TEXT: ANDREAS WILINK
Der Brasilianer Walter Salles ist abonniert auf Roadmovies, seit er mit »Central Station« (1998 Gewinner des Goldenen Bären) den kleinen Josué und die alte Dora auf eine von komplizierten Gefühlen begleitete Suche schickte; und seit er »Die Reise des jungen Che« nachverfolgte, die den Medizinstudenten Ernesto Guevera zum Sozialrevolutionär werden ließ. Auch in «On the Road» sind die Figuren unterwegs – zwischen Denver, New York und San Francisco, auf der Spur der amerikanischen Pioniere. Gen Westen, nicht mehr zu Pferde, sondern per Anhalter, im Bus oder Auto. Unendliche Weiten, geografisch und mental. Denn der Horizont öffnet sich vor allem durch Drogen, Alkohol, Sex, Musik während all der ziel- und richtungslosen lazy days, die der werdende Schriftsteller Sal Paradise (Sam Riley) mit dem rebellischen, bisexuellen Ex-Sträfling Dean Moriarty (Garrett Hedlund), dessen erster Frau Marylou (Kristen Stewart) und ihrer Nachfolgerin Camille (Kirsten Dunst) verbringt.
Jack Kerouac soll der Legende gemäß seinen Roman, die Heilige Schrift der Beatnik-Generation, in einem Rutsch an der Schreibmaschine zu Papier gebracht haben. Um den Schreibfluss nicht zu bremsen, habe er keine einzelnen Seiten eingespannt, sondern eine 30 Meter lange Rolle aus aneinandergeklebten Bögen benutzt. Die Anekdote ist filmreif – Salles lässt sie sich nicht entgehen. Allerdings, die Atemlosigkeit, das Berauschende, die formale Enthemmung, das scheinbar Unkontrollierte gibt es auf der Leinwand nicht, auch wenn sich die Darsteller mächtig einfühlen.

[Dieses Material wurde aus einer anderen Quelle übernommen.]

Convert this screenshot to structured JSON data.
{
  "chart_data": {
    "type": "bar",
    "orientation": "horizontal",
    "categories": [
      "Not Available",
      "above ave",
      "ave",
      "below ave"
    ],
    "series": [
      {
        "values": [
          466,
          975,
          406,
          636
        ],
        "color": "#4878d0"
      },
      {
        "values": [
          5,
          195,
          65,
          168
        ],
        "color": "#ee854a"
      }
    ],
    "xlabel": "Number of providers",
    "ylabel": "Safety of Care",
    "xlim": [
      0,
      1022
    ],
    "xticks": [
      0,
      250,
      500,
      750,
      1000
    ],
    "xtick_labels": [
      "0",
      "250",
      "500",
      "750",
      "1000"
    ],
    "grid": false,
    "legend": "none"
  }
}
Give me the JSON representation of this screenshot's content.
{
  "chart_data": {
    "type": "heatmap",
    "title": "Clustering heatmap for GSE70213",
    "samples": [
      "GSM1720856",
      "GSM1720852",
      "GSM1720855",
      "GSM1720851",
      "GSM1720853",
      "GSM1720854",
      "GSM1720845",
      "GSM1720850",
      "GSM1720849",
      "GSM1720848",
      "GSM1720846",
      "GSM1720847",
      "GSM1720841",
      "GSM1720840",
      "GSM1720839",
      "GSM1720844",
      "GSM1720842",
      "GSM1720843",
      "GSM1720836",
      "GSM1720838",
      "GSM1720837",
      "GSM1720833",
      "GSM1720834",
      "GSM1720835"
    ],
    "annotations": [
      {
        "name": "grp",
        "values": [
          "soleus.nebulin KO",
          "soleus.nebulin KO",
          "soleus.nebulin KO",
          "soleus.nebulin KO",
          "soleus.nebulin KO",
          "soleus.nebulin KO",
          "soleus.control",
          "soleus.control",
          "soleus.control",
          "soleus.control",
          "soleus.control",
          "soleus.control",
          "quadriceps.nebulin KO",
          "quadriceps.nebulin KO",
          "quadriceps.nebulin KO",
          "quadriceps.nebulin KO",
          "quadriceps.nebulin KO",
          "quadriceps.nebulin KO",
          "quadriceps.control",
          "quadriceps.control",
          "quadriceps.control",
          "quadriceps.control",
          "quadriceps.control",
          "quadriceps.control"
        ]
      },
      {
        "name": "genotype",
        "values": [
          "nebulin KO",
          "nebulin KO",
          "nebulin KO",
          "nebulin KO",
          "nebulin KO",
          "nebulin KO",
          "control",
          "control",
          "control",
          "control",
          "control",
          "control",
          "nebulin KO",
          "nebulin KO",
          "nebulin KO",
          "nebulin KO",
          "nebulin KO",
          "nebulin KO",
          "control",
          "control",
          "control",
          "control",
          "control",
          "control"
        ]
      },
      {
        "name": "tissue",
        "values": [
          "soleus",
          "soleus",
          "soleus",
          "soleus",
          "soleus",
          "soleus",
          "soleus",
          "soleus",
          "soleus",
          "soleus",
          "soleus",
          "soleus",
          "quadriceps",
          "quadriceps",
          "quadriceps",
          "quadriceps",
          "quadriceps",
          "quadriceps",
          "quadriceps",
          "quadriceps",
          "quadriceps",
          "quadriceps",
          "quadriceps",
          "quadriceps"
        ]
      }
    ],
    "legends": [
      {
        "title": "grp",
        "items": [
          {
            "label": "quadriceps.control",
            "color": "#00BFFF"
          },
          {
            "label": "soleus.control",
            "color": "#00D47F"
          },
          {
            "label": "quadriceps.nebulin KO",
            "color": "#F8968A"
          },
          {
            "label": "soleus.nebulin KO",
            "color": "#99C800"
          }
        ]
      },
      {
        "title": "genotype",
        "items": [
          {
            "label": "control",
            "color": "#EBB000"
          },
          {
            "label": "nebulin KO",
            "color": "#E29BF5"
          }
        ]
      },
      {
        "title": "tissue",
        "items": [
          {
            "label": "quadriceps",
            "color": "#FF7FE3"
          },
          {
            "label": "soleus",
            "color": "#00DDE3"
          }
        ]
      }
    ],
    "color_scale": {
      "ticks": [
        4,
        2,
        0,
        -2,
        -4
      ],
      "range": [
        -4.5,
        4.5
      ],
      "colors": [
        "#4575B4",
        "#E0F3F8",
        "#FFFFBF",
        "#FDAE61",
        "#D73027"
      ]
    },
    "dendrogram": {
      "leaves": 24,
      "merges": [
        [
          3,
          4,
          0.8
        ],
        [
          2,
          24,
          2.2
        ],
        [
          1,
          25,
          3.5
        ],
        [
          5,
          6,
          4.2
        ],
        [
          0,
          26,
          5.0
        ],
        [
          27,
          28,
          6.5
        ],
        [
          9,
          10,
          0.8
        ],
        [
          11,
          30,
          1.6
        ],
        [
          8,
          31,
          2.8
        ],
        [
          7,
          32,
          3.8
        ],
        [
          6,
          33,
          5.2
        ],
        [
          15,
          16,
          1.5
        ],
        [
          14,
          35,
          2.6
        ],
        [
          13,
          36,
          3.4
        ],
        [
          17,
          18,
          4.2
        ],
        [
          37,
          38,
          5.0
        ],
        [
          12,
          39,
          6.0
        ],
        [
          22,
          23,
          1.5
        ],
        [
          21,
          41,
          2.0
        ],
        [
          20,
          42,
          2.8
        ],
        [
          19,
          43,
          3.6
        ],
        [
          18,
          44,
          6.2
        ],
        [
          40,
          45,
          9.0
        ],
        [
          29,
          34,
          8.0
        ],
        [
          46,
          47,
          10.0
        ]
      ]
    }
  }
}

Vielleicht wäre Francis Ford Coppola der bessere Mann gewesen, er hatte sich die Rechte gesichert, aber den Stoff nicht angepackt. Das Ergebnis gibt ihm Recht.
Vielleicht liegt es daran, dass sich der Look der Freiheit visuell abgenutzt hat, dass Ideale der Ent-Normierung zu Mainstream geworden sind und die Werbung all diese Bildflächen belegt hat. »On the Road« hätte ganz andere Stimmungen und Bilder gebraucht als die eines zu Tode fotografierten Amerika der Jahre um 1950 mit nostalgischen Autokotflügeln und schmalen Schlipsen, mit wogendem Korn, Baumwollfeldern, Südstaatenvillen, Winterstarre und Sonnenglut. Auch einen anderen Kunstgriff als den, Texte des Buches mit einer Erzählerstimme einfach so über die Geschichte zu legen. Es müsste synkopischer sein, brennender, nervöser, schmutziger und rauer. Die schicken Jazz-Hotlines in den verrauchten Clubs bringen es da auch nicht.
»On the Road«; Regie: Walter Salles; Darsteller: Sam Riley, Garrett Hedlund, Kristen Stewart, Kirsten Dunst, Steve Buscemi, Viggo Mortensen; USA/F/GB 2012, 140 Min.; Start: 4. Oktober 2012.